Meskipun ragu, warga tetap bersedia ikut berjuang mengubah lokasi yang dulu merupakan area tambang menjadi tempat yang representatif sebagai destinasi wisata. Muncul program pertama pengelola yaitu membangun panggung terbuka dan membuatkan tangga menuju puncak tebing.

“Kami sepakat untuk mengubahnya menjadi lokasi wisata,” ujar Mujimin.

Keraguan itu terjawab tak lama kemudian. Perlahan tapi pasti, berkat adanya media sosial, pengunjung mulai berdatangan. Pada hari Senin sampai Jumat pengunjung bisa mencapai 500 orang. Jumlah pengunjungnya bisa melonjak hingga 1.500-an orang pada Sabtu-Minggu sejak Januari 2016.

“Dalam satu tahun masyarakat sudah bisa menyadari, ada banyak peningkatan, penambang juga tetap bisa menambang di luar zona merah dan punya penghasilan, selain itu keluarga penambang juga bisa terlibat di kuliner, karang taruna desa sekarang jadi pengelola,” jelas Mujimin.

Selain dari sisi ekonomi naik, perubahan pengelolaan Tebing Breksi dari penambangan menjadi destinasi wisata ini juga membuat sektor budaya dan kuliner setempat mendapat tempat untuk ditampilkan sehingga memperoleh respons masyarakat secara lebih luas.

Di stan kuliner, sudah nampak penjual keripik sayur, minuman segar, makanan lokal seperti emping garut dan lain sebagainya. Mujimin menjelaskan, stan kuliner itu masih dalam perkembangan pembangunan. “Kami ajukan setengah miliar untuk pembangunan,” ujarnya.

Dari dana sebesar itu, kata Mujimin, akan dialokasikan untuk menyempurnakan stan kuliner, sarana prasarana kecil seperti kamar kecil dan tempat ibadah, dan membuat taman tanaman buah seluas 2500 meter.

Ke depan, rencananya akan ada spot untuk bumi perkemahan, pengembangan lokasi untuk off road, menambah fasilitas outbound di depan panggung terbuka dan lain sebagainya. Untuk sementara, sambil menunggu dana dari pemerintah DIY cair, pengelola mengembangkan fasilitas di lokasi menggunakan dana dari hasil retribusi parkir. “Dalam sehari pendapatan tak lepas dari Rp1 juta,” kata Mujimin.

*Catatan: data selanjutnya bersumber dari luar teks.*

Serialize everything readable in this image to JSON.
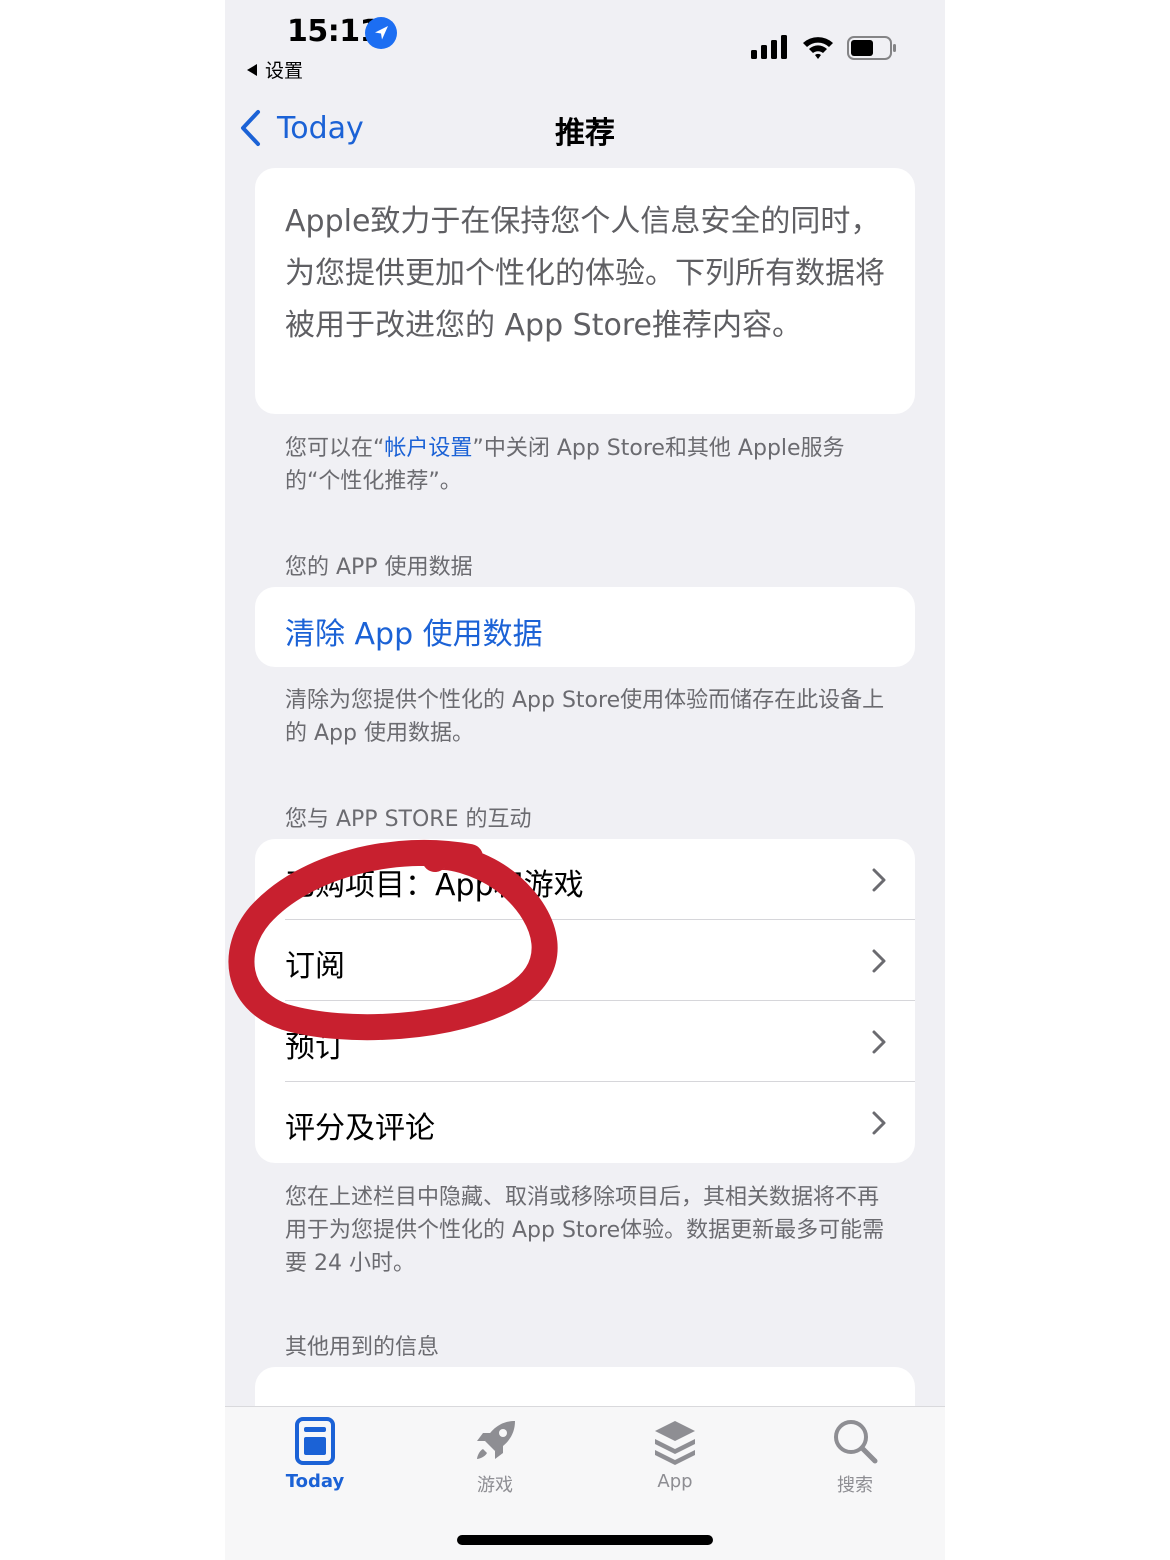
{
  "status_bar": {
    "time": "15:11",
    "back_app": "设置",
    "location_icon": "location-arrow-icon",
    "signal_icon": "cellular-signal-icon",
    "wifi_icon": "wifi-icon",
    "battery_icon": "battery-icon"
  },
  "nav": {
    "back_label": "Today",
    "title": "推荐"
  },
  "intro": {
    "text": "Apple致力于在保持您个人信息安全的同时，为您提供更加个性化的体验。下列所有数据将被用于改进您的 App Store推荐内容。"
  },
  "account_note": {
    "prefix": "您可以在“",
    "link": "帐户设置",
    "suffix": "”中关闭 App Store和其他 Apple服务的“个性化推荐”。"
  },
  "app_usage": {
    "header": "您的 APP 使用数据",
    "clear_button": "清除 App 使用数据",
    "footer": "清除为您提供个性化的 App Store使用体验而储存在此设备上的 App 使用数据。"
  },
  "interactions": {
    "header": "您与 APP STORE 的互动",
    "items": [
      {
        "label": "已购项目：App和游戏"
      },
      {
        "label": "订阅"
      },
      {
        "label": "预订"
      },
      {
        "label": "评分及评论"
      }
    ],
    "footer": "您在上述栏目中隐藏、取消或移除项目后，其相关数据将不再用于为您提供个性化的 App Store体验。数据更新最多可能需要 24 小时。"
  },
  "other_info": {
    "header": "其他用到的信息"
  },
  "annotation": {
    "color": "#c8202f",
    "target": "订阅"
  },
  "tabbar": {
    "tabs": [
      {
        "label": "Today",
        "icon": "today-icon",
        "active": true
      },
      {
        "label": "游戏",
        "icon": "rocket-icon",
        "active": false
      },
      {
        "label": "App",
        "icon": "app-stack-icon",
        "active": false
      },
      {
        "label": "搜索",
        "icon": "search-icon",
        "active": false
      }
    ]
  },
  "colors": {
    "accent": "#1b62d6",
    "background": "#f0f0f4",
    "card": "#ffffff",
    "secondary_text": "#6b6b70"
  }
}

Dengan melihat kenyataan itu, orang-orang yang dulu menambang menyadari ada potensi peningkatan pendapatan ekonomi dari sektor wisata. Mujimin mengatakan sebagian masyarakat bahkan sudah menyadari bahwa halaman rumahnya merupakan spot yang memiliki pemandangan indah, sehingga bisa dijual dengan harga mahal.

“Terutama yang di jalan utama menuju Breksi, per meter dulu Rp50 ribu, sekarang Rp1,5 juta,” kata Mujimin.

Selain berani mematok harga tanah dengan tinggi, masyarakat mulai mempersiapkan diri untuk membuat souvenir-souvenir khas Breksi.

“Sudah ada yang mau membuat batik Breksi,” katanya lagi.

Kesadaran-kesadaran dalam bentuk lain juga bermunculan, seperti meningkatkan kualitas Batik Jumputan yang sudah menjadi khas Desa Sambirejo, merancang asbak dari batu Breksi, membuat patung sebagai souvenir dan lain sebagainya. Di lokasi, pada dinding tebing, pengelola bahkan sudah memahat sosok Wayang Arjuna dan Buto Cakil sebagai ikon Tebing Breksi.

“Tampil beda akan menjadi kenangan tersendiri,” ungkapnya.

Rencana-rencana “tampil beda” itu sudah pasti membutuhkan bantuan dari pihak ketiga. Namun, Mujimin menegaskan pihaknya akan berpikir ulang untuk menerima investor asing.

“Sudah banyak yang ingin terlibat,” terang Mujimin.

Ia membenarkan bahwa secara personal ada warga yang didekati oleh orang luar Yogya yang ingin membangun di dekat Tebing Breksi. Namun, Mujimin mengatakan pemerintah desa tidak ingin orang luar desa yang mengembangkan desa. Pemerintah desa ingin mengangkat potensi lokal dengan tenaga lokal. “Jangan sampai kita yang punya tapi mbayar untuk masuk lokasi,” ujar Mujimin.

Ketertarikan investor tentu bisa dipahami mengingat dalam rencana besar, ada upaya untuk membawa Tebing Breksi sebagai wisata internasional. Bersama dengan pemerintah provinsi (Pemprov) dan Dinas Pariwisata DIY, pemerintah Desa Sambirejo sudah mulai melakukan langkah-langkah promosi, seperti menyelenggarakan kegiatan-kegiatan nasional dan internasional sembari menunggu payung hukum Tebing Breksi sebagai destinasi wisata diterbitkan.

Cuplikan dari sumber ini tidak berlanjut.